Consideration of Sex Differences in Children With Obesity

Author Affiliations
  • 1Department of Pediatric Surgery, Union Hospital, Tongji Medical College, Huazhong University of Science and Technology, Wuhan, China
JAMA Pediatr. 2021;175(7):748. doi:10.1001/jamapediatrics.2021.0250

To the Editor We read with great interest the article entitled “Obesity Genes and Weight Loss During Lifestyle Intervention in Children With Obesity.”1 The authors concluded that the role of genes in weight reduction by lifestyle in children with obesity is less important than that of external factors.

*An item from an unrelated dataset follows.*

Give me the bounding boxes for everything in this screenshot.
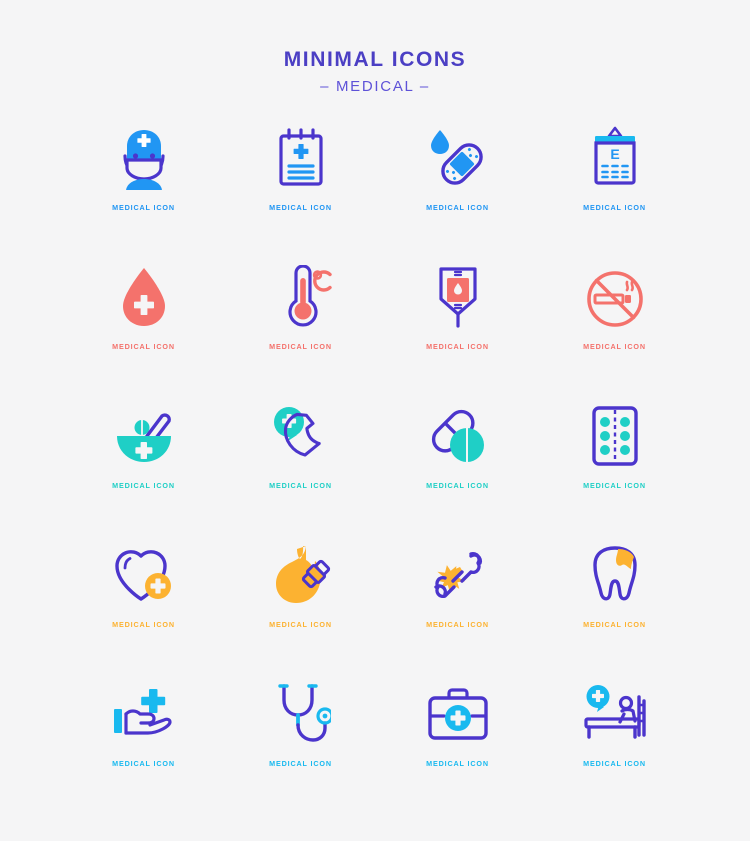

We noticed that the authors did not divide the group by sex. Instead, the overall body weight and body mass index (BMI) of individuals was applied in deferent groups. It is a known fact that there are significant differences in body weight and BMI between boys and girls owing to physiologic or hormonal differences. It may lead to unreliable results when the sex factor is ignored. Previous studies have shown that obesity was associated with single-nucleotide variants (SNVs) of LMX1B and RPTOR between the sexes and between races/ethnicities.2 Furthermore, Zhu et al3 revealed that the AA genotype of LMX1B is a potential risk factor for obesity in Chinese girls but not in boys. All of this evidence exhibited significant heterogeneity in sex. It also confirmed that SNVs of LMX1B play a major role in sex. This determines that sex and race are the important factors affecting BMI and obesity. Although the measure of standardized BMI was used as an indicator in this research, the effect of sex was not considered in the body weight. Therefore, more factor enrollment is needed to verify the reliability of the results.